Remote control

Water companies can’t get enough staff.  Could they manage without them?

Do you remember the time when you had to get out of your chair to change the TV channel?  TVs don’t ship without remote controls these days and we don’t give them a second thought.

But water companies are sending staff out to do manual tasks that could be done remotely.

The current labor market is very tight.  Even with pay increases north of 30% the O. B. Curtis treatment plant in Jackson, Mississippi only has 12 of the 24 staff it needs.

The result of the lack of labor in their case was a water conservation notice and a boil water notice, and intense and doubtless unwelcome scrutiny by the EPA.

The water industry is somewhat traditional in its approach.  It expects to have staff who go out into the field.  It expects to have engineers doing supervisory control work.  That’s even baked into the generic name for industrial control software SCADA.

With gas prices increasing steeply, it’s also more expensive to send people out into the field than ever before.

Water companies are going to need to deploy more technologies that 1) enable them to exercise remote control and 2) do some of the data analysis for them.
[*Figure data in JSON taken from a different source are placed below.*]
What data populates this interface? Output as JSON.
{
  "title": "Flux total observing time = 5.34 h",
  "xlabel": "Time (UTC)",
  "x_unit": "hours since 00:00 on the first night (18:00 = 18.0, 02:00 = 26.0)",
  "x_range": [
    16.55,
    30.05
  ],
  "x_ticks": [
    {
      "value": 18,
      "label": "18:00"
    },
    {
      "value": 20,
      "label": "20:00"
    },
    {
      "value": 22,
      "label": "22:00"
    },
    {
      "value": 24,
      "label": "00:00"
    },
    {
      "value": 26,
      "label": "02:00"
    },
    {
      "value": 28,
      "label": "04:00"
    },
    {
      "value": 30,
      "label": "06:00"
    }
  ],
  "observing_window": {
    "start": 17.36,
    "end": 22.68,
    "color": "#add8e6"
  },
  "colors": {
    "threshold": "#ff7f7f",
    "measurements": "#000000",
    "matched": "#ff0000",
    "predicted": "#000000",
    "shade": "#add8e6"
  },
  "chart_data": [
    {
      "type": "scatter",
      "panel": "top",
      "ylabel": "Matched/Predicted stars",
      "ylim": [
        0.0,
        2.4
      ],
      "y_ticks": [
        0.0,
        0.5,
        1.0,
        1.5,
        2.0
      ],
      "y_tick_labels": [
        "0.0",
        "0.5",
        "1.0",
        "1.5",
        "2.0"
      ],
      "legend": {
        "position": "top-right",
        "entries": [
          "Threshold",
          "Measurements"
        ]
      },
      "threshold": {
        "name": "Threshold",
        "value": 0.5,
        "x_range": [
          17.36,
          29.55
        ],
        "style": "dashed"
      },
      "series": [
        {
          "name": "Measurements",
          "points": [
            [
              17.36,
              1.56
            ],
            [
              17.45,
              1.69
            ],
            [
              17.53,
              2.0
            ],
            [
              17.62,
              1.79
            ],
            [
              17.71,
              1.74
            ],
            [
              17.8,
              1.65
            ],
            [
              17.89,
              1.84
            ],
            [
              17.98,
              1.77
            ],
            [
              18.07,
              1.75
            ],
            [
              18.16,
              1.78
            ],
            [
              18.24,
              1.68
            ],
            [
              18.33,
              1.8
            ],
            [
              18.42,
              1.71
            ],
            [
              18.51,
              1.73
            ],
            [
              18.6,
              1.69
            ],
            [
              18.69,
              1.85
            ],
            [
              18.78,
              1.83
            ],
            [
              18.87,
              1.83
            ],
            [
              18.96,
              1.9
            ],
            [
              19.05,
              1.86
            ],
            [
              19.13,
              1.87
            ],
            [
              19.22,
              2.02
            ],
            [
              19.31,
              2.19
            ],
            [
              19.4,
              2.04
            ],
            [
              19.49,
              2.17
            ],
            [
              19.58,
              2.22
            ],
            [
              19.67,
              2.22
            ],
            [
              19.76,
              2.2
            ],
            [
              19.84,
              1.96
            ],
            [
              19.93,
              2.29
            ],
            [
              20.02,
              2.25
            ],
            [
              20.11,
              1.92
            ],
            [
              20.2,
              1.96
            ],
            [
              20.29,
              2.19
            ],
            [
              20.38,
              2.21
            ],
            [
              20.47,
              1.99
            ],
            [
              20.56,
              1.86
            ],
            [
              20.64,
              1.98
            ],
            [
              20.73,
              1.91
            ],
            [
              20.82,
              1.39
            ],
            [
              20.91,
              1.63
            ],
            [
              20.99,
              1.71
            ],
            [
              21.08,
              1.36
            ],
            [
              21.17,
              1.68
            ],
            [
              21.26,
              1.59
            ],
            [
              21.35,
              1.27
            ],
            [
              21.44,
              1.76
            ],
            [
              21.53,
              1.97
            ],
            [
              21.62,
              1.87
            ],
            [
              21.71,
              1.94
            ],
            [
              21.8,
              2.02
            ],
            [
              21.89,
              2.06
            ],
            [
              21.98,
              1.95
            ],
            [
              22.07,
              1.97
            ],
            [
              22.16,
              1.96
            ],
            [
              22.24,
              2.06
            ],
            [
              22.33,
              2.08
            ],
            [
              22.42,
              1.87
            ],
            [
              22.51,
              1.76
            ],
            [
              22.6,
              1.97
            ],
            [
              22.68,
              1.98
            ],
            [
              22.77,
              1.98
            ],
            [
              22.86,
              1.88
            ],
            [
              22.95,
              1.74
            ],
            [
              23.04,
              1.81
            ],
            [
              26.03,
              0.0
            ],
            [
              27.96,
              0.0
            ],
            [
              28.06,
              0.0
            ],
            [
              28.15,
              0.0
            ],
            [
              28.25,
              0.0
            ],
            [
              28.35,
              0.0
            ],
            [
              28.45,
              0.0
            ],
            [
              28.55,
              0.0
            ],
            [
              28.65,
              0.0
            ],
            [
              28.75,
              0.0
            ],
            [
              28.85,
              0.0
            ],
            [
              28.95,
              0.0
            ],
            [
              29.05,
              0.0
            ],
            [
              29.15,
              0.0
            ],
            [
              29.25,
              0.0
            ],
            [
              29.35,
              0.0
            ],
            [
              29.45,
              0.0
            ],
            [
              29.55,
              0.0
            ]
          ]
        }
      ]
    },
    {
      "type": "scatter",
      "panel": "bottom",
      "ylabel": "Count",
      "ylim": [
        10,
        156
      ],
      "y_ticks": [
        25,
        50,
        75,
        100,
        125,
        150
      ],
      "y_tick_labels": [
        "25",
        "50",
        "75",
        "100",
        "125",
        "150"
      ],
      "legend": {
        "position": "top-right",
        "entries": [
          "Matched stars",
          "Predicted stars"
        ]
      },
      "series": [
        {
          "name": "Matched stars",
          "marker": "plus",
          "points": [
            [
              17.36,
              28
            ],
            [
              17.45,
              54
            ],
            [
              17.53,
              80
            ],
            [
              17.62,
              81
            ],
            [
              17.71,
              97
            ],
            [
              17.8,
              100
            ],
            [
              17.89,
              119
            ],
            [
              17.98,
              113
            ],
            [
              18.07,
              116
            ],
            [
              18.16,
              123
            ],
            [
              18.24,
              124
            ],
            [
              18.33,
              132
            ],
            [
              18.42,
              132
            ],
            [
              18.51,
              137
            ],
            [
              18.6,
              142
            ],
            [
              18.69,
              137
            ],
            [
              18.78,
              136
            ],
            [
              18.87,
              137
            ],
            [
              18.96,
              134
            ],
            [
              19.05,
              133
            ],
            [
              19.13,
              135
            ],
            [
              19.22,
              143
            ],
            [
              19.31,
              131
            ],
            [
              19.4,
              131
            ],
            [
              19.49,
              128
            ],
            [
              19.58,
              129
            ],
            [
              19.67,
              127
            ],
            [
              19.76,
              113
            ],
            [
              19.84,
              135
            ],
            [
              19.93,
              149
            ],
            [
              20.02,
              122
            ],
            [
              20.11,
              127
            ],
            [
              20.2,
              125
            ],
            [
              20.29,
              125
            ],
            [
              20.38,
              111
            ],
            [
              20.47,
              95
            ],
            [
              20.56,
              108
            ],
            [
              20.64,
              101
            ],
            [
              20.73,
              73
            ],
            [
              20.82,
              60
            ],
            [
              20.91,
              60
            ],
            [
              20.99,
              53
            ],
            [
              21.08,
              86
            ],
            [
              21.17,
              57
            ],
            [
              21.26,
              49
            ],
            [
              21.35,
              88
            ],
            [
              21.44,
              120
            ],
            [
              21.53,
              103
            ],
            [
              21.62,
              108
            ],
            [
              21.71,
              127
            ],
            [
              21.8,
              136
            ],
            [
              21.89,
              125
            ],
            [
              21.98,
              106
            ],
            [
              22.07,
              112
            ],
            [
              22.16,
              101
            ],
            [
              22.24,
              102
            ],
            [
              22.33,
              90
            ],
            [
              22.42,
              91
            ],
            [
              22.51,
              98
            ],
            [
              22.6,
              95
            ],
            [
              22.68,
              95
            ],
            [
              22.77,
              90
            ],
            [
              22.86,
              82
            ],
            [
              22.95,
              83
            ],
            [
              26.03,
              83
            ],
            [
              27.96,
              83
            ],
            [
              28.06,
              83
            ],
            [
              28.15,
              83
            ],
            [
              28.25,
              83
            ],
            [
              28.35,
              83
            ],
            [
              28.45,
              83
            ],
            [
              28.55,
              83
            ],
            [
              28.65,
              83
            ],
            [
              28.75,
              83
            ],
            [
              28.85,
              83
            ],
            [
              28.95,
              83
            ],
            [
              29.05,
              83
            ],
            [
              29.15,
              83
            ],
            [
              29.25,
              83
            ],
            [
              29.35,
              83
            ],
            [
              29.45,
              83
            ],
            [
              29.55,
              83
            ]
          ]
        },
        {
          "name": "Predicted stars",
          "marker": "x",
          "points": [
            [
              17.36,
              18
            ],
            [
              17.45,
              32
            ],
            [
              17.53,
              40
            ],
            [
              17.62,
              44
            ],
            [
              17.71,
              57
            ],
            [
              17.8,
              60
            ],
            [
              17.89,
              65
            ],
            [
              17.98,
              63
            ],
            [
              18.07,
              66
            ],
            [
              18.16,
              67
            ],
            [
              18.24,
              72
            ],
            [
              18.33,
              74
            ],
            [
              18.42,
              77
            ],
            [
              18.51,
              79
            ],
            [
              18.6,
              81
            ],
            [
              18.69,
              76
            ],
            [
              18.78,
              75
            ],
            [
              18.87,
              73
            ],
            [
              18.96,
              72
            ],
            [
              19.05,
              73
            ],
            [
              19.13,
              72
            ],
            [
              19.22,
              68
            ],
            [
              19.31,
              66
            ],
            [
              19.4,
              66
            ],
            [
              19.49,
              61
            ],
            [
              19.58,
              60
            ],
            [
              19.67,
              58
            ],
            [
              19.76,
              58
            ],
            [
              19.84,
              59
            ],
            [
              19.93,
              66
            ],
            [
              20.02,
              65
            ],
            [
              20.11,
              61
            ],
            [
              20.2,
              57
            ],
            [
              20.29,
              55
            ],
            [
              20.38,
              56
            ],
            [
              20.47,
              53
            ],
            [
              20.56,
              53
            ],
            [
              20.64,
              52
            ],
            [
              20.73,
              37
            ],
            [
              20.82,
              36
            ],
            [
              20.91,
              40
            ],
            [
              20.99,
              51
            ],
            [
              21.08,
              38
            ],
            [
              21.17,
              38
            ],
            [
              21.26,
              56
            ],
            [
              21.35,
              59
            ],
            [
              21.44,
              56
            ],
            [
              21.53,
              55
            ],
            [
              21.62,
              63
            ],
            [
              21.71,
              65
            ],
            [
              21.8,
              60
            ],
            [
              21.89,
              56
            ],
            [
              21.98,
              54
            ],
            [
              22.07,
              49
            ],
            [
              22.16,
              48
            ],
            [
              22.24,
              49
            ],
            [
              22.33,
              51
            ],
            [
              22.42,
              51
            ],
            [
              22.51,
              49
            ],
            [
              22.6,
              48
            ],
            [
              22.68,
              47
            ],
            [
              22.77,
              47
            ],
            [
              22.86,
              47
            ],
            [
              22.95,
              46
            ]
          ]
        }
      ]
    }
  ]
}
Here are a couple of examples:

  1. Advanced Pressure Management gives remote control over PRVs in the network enabling pressures to be adjusted without going to site.  It can also calculate control curves for the water company and automatically optimise pressures without the need to do any data analysis.
  2. Automated Flushing allows schedules to be set for flushing to ensure that water quality levels are maintained in the network without manual valve operation on site.  Smart flushing measures water quality parameters and automatically ensures that they are maintained.

It’s time to get a TV with a remote control.